In the wake of the death of Thurman Blevins, Minneapolis City Council Member Cam Gordon has proposed a city charter amendment concerning the mayor's and council's authority over the Police Department ("Proposal seeks shared Mpls. police oversight," June 30). Before we have even seen proposed language, the debate about this proposal has become highly politicized. I think that is a shame.

Charter amendments should never be about the current council and mayor. These are choices that will affect governance 10 mayors from now. Who knows whether you'll feel the same way about the mayor or your council member then? Who knows what the political dynamic of the day will be?

Opponents of the amendment claim that shifting authority over the Police Department to the council would cause complete chaos and that the responsible thing is to maintain the status quo. Complete chaos sounds really bad. The status quo is really bad. I would not vote to put a choice between chaos and the status quo on the ballot, if that were actually the question. I don't think it is.

What if, instead, we focused on responding to the clear community demand for increased public oversight and transparency for the Police Department? What if the question we asked was: "How do we maximize Minneapolis residents' access and voice in decisions about MPD?"

I like that question a lot better.

The mayor and the City Council serve different functions, and giving either one "complete control" over the Police Department, as our charter currently gives the mayor, misses the opportunity to take advantage of each institution's strengths.

The council is, by design, a deliberative legislative body. We do our business in public, hold public hearings, conduct our meetings at set times, televise our proceedings and publish public agendas in advance. The cost of our transparent, predictable processes is a lack of speed. Nothing moves very quickly through the Minneapolis City Council.

The mayor, by contrast, is an executive, much less encumbered by process. The mayor can be decisive and can fulfill duties largely behind closed doors.

I am inclined to believe that shifting legislative authority to the City Council would increase transparency and public access to decisionmaking. Right now, policy decisions can be made between the mayor and the police chief in a backroom. The council can hold public discussion on police-related issues, but the chief has no formal obligation to attend our discussions in person or to enact policies recommended by the City Council.

Many of the people who have contacted me about this issue have incorrectly asserted that the council already has legislative authority over the Police Department. The current charter clearly states that we do not. We can make recommendations, and use the budget for leverage, but cannot enact policy.

Most of the constituents who call my office about police policy are asking me to change it — not asking me to politely ask the mayor to change it. Shifting policymaking authority to the council would bring public safety discussions out of the backroom and into the daylight and align the charter better with what, in my experience, many residents already assume it says.

I am also inclined to believe that the mayor should retain executive authority — that the chain of command should end with the mayor. The Police Department is different from other departments. High-stakes decisions regularly have to be made very quickly, and the consequences of inaction are sometimes high. Situations where lives are at risk or that have huge, immediate public consequences can't wait for a committee cycle.
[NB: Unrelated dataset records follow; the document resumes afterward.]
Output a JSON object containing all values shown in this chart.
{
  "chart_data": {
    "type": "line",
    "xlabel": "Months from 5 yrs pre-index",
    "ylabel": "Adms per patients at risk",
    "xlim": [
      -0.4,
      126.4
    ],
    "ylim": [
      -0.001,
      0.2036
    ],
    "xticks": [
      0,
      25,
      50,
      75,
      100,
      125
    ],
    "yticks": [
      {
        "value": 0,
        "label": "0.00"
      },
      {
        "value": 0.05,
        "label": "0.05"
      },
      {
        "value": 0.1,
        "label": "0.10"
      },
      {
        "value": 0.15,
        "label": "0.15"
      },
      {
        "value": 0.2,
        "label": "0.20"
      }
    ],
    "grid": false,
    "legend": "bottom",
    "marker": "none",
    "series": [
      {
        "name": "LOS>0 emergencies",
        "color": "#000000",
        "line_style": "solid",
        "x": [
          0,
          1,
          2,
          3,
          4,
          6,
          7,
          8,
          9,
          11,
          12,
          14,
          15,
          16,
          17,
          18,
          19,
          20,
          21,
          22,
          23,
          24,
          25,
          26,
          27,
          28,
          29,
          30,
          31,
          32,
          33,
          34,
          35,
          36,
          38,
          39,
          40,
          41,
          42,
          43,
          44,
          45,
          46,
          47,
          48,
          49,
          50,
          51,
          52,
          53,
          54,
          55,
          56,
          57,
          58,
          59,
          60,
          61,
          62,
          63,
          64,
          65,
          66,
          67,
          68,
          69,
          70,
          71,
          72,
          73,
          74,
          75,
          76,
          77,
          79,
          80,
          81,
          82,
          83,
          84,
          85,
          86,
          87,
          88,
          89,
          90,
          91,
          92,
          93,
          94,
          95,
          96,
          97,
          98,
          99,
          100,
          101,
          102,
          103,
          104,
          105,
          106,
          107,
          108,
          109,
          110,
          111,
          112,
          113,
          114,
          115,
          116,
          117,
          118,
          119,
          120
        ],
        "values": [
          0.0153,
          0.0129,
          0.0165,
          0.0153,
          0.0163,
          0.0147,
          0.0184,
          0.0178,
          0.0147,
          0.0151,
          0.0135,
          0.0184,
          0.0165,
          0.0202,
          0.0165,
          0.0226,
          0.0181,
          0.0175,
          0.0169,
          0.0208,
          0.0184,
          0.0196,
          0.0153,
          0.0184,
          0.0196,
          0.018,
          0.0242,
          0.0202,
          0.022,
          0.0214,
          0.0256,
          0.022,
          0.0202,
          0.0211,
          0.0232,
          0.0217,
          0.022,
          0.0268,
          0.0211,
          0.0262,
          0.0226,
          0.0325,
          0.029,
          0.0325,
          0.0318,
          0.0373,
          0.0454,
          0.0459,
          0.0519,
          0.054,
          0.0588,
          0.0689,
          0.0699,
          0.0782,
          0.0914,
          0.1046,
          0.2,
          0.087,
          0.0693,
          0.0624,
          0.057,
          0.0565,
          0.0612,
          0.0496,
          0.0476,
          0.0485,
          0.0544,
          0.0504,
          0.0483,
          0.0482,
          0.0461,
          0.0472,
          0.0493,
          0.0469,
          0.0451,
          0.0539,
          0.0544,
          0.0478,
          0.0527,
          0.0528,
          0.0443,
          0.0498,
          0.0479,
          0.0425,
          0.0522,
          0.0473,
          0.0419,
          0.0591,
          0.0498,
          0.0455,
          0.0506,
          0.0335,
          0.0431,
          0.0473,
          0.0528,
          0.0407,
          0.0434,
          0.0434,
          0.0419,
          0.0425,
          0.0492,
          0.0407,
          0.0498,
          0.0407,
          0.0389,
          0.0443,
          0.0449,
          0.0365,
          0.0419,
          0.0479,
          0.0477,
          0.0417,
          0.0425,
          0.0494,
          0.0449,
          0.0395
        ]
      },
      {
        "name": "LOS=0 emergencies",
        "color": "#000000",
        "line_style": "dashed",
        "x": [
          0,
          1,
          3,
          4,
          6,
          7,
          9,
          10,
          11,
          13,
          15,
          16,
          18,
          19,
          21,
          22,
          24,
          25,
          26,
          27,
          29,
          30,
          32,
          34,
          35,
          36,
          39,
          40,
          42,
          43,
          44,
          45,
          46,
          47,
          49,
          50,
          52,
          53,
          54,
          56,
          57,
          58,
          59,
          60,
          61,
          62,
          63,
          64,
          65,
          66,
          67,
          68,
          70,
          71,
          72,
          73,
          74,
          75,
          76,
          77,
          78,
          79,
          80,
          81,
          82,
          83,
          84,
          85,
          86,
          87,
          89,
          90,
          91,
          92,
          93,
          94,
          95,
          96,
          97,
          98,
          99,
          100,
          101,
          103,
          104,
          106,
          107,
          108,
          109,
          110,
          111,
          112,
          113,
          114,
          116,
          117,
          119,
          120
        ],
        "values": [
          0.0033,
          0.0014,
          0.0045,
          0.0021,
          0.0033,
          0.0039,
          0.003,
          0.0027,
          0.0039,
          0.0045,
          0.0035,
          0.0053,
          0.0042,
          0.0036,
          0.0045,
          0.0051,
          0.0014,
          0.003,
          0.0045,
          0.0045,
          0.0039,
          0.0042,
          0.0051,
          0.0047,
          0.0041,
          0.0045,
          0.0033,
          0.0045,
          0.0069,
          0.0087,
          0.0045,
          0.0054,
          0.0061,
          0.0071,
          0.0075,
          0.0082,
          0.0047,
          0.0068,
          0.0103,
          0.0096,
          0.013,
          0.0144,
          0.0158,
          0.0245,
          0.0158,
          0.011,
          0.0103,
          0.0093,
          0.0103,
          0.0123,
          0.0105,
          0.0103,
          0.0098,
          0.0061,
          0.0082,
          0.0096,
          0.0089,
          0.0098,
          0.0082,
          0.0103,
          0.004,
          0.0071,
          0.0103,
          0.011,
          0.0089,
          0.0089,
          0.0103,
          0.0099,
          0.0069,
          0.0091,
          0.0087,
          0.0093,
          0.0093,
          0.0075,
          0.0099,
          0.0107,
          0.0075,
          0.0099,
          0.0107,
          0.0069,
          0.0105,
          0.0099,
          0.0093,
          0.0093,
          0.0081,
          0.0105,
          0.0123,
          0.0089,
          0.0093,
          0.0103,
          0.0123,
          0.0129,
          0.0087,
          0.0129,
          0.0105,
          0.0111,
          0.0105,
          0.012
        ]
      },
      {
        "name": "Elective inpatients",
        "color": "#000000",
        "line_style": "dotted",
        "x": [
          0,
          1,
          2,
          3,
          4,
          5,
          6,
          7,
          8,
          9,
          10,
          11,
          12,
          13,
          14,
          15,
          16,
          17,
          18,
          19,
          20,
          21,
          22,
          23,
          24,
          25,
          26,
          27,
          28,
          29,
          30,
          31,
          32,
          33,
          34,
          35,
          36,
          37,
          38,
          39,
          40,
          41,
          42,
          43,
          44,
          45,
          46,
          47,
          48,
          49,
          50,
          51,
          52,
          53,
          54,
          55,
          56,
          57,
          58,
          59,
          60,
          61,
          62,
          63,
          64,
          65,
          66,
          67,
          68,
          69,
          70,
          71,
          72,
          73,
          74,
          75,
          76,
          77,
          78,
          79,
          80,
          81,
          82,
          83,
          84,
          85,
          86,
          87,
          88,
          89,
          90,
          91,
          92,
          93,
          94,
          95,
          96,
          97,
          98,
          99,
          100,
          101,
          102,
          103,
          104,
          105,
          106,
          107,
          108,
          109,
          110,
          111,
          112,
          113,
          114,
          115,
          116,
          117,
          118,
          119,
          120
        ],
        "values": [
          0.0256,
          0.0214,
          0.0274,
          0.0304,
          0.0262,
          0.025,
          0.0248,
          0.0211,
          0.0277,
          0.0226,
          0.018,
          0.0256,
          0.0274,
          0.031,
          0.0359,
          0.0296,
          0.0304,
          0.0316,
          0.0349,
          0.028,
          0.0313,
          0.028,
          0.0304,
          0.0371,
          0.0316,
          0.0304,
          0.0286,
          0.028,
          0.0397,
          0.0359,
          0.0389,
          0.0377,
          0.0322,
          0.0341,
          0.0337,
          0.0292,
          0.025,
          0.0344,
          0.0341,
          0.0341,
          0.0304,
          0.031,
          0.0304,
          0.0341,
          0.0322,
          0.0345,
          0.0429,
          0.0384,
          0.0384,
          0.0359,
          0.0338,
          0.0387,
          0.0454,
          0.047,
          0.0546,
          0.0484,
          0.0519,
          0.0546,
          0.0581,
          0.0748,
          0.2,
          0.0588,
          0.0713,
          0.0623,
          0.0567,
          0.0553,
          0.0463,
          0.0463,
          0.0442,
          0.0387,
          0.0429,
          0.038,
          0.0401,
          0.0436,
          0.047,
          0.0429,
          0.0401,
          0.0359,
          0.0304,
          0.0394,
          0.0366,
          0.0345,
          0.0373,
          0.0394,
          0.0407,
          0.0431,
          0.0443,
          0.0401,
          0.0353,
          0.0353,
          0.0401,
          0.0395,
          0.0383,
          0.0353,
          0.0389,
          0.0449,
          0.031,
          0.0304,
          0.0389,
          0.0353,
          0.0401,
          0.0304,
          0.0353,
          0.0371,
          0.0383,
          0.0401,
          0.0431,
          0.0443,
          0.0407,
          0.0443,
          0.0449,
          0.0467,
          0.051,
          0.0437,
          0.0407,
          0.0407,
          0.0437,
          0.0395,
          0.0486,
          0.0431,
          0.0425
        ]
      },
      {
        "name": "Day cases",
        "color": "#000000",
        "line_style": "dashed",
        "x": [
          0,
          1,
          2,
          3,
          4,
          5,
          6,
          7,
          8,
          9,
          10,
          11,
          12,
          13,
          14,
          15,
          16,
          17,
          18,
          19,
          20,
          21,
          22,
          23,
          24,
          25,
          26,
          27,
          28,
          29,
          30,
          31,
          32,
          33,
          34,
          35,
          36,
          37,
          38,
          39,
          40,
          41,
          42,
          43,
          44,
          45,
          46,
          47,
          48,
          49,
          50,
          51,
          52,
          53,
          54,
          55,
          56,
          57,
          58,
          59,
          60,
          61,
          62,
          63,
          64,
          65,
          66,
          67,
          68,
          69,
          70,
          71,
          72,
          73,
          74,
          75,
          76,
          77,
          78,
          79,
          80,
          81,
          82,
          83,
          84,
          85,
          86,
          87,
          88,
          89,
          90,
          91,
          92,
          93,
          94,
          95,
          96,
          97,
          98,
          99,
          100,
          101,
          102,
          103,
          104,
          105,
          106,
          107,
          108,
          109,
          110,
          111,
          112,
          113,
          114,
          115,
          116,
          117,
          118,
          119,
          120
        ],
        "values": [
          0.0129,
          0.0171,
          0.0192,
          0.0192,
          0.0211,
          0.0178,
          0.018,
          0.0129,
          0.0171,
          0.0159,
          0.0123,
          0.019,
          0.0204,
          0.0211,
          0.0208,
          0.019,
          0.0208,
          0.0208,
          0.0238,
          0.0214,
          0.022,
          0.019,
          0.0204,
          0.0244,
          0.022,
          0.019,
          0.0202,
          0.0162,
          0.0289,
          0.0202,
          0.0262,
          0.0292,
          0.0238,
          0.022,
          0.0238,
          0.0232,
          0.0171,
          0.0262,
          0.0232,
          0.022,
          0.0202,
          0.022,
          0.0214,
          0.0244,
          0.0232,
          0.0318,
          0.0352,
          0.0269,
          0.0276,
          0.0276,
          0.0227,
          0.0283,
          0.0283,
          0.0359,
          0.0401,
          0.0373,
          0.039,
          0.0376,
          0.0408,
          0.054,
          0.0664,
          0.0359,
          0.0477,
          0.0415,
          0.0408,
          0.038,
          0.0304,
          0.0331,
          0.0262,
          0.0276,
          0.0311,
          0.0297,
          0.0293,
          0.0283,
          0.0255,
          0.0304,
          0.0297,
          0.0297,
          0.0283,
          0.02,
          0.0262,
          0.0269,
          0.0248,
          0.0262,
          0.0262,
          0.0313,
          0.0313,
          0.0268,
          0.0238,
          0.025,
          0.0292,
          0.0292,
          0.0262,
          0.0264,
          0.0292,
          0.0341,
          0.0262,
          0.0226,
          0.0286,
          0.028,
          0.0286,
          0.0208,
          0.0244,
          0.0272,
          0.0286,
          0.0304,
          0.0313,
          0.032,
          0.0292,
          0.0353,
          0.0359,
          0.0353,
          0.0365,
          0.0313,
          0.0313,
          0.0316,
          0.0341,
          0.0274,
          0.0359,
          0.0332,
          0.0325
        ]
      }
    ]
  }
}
Keeping the mayor in a strong executive role overseeing the police ensures that an elected civilian is involved in police oversight.

Taking the mayor out of the executive oversight role would decrease police oversight by elected civilians. I have heard many people repeat the line that the Police Department should report to one boss rather than 13. I understand why people are concerned about that, but I think it misdiagnoses the problem. In urgent situations, instead of 13 bosses, the chief would, in practice, report to no boss at all. The council would not be able to respond under our rules in a timely way to urgent situations, and quick tactical decisions would end up being made by the chief alone.

My instinct is to seek to improve public oversight and transparency by working with my colleagues to craft language that preserves the mayor's executive power, while shifting legislative power to the council. I think we owe it to our constituents to present a better choice than either chaos or the status quo, and I'll vote in favor of the introduction on Friday to see if we can get that done.

I think we can, though I am much less convinced that we can or should do it on the aggressive timeline necessary to put the plan on this year's ballot.

Changing the charter is a big deal. I think it makes sense to give voters the choice to increase their access to our democracy by affirming the mayor's executive role while moving Police Department policy into the daylight of council chambers.

Steve Fletcher is a member of the Minneapolis City Council.